20. Jahrhundert: Neue Industriezweige
Im Verlaufe des 20. Jahrhunderts schlossen die meisten Textilfabriken ihren Betrieb. 2013 produzierten noch drei Webereien und zwei Textildruckereien. Nach 1900 entstanden neue, kräftige Industriezweige: Papier, Karton, Baustoffe, Kalk, Möbel, Teppiche, Pinsel, Isoliermaterial, Elektro- und Elektronikapparate, Metallverarbeitung, Maschinenbau, Chemie, Kunststoffverarbeitung und Lebensmittel.

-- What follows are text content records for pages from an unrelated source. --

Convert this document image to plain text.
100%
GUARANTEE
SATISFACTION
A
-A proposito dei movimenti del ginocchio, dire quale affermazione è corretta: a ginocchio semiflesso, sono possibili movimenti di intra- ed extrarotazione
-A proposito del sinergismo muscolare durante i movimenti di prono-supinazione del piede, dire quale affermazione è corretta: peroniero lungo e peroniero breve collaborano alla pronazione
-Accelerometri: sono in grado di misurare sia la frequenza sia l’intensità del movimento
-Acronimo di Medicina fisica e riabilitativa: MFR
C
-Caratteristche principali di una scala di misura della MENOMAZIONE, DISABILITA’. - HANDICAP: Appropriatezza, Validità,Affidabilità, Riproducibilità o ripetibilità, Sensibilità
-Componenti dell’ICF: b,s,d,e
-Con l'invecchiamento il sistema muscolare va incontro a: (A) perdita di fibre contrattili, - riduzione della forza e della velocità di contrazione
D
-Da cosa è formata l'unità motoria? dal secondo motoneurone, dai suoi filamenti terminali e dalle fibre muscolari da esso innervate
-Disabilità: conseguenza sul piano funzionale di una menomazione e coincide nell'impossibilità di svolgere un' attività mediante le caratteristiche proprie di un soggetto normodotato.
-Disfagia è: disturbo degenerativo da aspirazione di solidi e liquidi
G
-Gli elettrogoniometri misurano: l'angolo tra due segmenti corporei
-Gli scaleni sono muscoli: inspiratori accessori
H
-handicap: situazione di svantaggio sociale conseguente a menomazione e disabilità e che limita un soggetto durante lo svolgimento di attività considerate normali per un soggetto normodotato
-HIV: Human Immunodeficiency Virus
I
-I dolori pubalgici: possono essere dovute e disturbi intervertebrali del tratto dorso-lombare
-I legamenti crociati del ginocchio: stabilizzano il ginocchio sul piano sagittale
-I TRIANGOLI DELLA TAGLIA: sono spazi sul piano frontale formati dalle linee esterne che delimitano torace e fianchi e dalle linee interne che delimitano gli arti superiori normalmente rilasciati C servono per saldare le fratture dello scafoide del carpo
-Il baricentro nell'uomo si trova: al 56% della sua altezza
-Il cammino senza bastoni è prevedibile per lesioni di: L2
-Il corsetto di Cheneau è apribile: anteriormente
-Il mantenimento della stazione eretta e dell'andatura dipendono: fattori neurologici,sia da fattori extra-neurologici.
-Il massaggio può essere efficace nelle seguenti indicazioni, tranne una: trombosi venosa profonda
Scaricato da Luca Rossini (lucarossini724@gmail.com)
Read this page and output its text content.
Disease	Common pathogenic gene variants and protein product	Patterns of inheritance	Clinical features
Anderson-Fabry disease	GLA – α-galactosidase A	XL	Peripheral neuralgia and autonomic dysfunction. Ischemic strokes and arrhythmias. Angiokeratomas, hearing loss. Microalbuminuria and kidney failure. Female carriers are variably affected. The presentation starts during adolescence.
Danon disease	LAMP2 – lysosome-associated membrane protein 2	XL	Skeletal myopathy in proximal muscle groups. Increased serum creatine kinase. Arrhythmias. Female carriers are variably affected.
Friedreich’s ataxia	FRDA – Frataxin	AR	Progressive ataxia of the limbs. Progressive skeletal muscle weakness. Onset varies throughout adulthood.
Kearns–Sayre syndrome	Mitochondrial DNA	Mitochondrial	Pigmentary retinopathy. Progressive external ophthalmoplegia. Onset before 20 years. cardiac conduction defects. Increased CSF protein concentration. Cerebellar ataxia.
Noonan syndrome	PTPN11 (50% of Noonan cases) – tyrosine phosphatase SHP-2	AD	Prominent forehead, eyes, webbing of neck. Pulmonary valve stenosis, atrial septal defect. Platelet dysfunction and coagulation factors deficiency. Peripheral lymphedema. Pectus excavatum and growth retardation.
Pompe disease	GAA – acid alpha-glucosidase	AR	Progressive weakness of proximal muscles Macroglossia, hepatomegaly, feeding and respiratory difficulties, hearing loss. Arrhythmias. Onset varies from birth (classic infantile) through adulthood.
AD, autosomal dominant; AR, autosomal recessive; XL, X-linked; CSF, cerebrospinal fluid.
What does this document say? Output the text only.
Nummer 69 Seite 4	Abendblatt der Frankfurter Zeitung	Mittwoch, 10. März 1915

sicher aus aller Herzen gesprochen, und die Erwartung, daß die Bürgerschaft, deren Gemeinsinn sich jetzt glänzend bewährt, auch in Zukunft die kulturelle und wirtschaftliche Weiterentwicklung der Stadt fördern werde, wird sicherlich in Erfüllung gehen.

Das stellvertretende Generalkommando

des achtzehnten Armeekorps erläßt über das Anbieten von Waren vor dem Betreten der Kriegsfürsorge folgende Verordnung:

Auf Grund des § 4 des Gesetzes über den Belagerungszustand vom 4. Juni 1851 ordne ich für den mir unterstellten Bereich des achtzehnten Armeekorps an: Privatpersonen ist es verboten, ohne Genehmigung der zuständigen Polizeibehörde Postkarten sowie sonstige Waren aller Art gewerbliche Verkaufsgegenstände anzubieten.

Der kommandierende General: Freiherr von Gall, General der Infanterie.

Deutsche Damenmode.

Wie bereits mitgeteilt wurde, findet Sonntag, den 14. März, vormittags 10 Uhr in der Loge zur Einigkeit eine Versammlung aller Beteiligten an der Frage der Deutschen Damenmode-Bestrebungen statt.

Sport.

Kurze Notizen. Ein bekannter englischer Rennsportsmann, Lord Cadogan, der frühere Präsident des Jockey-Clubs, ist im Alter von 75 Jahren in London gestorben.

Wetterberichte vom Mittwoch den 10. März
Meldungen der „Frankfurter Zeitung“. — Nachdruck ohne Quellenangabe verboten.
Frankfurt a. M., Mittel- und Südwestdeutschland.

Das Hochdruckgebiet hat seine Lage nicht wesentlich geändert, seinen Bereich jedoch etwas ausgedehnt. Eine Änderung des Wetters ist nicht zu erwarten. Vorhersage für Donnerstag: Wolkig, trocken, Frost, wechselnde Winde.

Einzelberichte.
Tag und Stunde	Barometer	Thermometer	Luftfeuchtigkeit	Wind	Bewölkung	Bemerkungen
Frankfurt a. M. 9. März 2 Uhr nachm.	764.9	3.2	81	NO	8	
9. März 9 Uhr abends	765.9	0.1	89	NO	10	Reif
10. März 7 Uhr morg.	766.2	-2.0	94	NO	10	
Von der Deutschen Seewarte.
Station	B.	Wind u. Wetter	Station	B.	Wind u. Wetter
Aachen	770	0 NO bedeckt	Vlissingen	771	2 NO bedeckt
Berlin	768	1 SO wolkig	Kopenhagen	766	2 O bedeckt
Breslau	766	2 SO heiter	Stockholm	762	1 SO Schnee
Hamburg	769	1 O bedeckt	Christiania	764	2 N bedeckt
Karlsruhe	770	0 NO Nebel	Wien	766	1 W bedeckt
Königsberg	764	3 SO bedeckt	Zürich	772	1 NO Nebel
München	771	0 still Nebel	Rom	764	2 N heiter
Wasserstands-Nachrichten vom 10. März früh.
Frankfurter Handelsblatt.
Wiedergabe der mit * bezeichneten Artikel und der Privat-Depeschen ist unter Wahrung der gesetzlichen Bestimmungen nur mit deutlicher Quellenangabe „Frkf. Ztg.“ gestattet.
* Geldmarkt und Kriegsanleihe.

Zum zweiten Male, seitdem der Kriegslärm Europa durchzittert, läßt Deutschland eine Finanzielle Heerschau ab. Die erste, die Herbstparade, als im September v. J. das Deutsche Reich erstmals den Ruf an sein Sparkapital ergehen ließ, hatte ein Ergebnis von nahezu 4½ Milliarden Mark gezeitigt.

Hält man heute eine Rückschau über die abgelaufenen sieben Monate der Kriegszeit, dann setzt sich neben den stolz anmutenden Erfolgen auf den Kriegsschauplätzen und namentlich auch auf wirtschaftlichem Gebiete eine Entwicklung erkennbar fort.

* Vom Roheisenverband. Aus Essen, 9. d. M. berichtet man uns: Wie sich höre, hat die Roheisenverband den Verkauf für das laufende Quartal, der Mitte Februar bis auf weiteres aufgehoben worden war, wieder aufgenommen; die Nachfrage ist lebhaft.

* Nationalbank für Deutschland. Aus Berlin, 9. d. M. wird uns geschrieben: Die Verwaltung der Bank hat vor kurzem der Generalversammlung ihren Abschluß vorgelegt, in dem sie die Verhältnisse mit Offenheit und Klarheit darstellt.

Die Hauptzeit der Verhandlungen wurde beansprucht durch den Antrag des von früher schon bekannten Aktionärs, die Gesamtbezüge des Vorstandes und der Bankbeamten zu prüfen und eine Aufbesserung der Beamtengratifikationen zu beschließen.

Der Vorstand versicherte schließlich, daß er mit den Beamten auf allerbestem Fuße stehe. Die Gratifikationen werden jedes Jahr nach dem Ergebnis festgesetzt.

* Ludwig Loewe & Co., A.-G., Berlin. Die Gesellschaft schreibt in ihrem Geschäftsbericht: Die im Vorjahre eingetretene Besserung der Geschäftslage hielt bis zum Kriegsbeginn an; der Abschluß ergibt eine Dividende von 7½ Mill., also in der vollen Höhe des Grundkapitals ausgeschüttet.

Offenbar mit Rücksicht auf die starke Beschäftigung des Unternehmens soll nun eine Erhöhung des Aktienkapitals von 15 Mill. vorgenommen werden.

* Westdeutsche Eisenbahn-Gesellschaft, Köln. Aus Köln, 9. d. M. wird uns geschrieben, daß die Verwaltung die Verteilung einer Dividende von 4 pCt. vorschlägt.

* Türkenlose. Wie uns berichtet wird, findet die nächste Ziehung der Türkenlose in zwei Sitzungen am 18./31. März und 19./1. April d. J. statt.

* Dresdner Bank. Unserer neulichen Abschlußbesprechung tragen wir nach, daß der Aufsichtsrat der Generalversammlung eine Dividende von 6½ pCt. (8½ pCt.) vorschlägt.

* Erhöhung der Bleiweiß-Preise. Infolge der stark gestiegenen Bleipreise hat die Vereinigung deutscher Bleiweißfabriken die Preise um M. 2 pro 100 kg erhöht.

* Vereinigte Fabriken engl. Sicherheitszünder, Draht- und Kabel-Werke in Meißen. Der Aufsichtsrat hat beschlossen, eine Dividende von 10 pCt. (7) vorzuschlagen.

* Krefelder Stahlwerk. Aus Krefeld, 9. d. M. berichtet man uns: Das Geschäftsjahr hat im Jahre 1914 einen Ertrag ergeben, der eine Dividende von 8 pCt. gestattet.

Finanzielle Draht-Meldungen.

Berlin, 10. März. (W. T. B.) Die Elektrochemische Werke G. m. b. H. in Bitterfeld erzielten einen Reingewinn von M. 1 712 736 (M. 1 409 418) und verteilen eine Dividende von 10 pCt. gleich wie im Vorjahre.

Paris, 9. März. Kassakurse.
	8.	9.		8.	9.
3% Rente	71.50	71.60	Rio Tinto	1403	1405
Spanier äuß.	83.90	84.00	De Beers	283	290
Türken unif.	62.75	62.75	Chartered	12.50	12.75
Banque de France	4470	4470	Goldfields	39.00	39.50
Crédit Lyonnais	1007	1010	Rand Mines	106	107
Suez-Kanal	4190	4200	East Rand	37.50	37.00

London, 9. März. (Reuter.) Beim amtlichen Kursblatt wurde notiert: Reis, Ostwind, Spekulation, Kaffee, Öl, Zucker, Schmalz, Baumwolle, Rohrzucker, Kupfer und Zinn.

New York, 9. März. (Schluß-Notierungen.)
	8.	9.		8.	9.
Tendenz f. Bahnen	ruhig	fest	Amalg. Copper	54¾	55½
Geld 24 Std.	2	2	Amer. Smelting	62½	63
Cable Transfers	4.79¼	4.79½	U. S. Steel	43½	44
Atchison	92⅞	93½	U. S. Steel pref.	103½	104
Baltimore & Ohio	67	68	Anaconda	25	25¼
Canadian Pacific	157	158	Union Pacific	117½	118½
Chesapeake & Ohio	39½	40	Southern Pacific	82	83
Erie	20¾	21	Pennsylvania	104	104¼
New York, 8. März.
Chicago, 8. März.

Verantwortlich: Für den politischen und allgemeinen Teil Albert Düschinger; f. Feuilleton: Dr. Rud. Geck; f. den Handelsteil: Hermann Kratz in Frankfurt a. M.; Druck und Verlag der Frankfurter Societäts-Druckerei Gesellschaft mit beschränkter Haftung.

Vielfältige Industriearchitektur
Im 19. Jahrhundert wurden die Linth und ihre Zuflüsse zur Industrieachse. Der Talboden und die alten bäuerlichen Siedlungen erhielten zunehmend das Gepräge einer Industrielandschaft mit Fabriken, Kanälen, Eisenbahnlinie, neuen Wohnquartieren und Fabrikantenvillen. Viele alte Fabrikanlagen sind bereits ganz oder teilweise abgebrochen worden, andere sind verändert und umgenutzt. Trotzdem: die erhaltenen Fabrikgebäude und die industriezugehörigen Bauten umfassen einen Zeitraum von über 200 Jahren und überraschen durch ihre Vielfalt. Drei kleine Fabriken in Blockbauweise repräsentieren Vorformen des Fabrikbaus. Zwischen 1780 und 1840 entstanden einige grosse Fabriken, deren Fassaden bewusst an den Schlossbau erinnern. Später zeigten die Fabrikgebäude äusserste Nüchternheit mit eintönigen Fensterreihen unter einem Satteldach. Nach 1880 griff die Fabrikarchitektur erneut auf einzelne Formen des Burgen- und Schlossbaus zurück. Moderne Fabriken zeichnen sich da und dort durch eine qualitätvolle Architektur aus. Einzelne Ensembles vereinigen interessante Gebäude aus verschiedenen Epochen.
Hänggitürme
Stoffdruckereien, Färbereien und Bleichereien benötigten im 18. und 19. Jahrhundert besondere Gebäude, an denen sie lange Stoffbahnen zum Trocknen aufhängen konnten. Aussen zeigen diese sogenannten Hänggitürme ein charakteristisches gemeinsames Merkmal: unter dem Dach einen vorragenden Umgang mit einem Lattenrost zum Aufhängen von Tüchern. Je nach ihrer Funktion unterscheiden sich Hänggitürme in Konstruktion, Form und Grösse voneinander. Um 1870 standen im Glarnerland gegen 50 verschiedene Hänggitürme, 2013 noch rund ein Dutzend.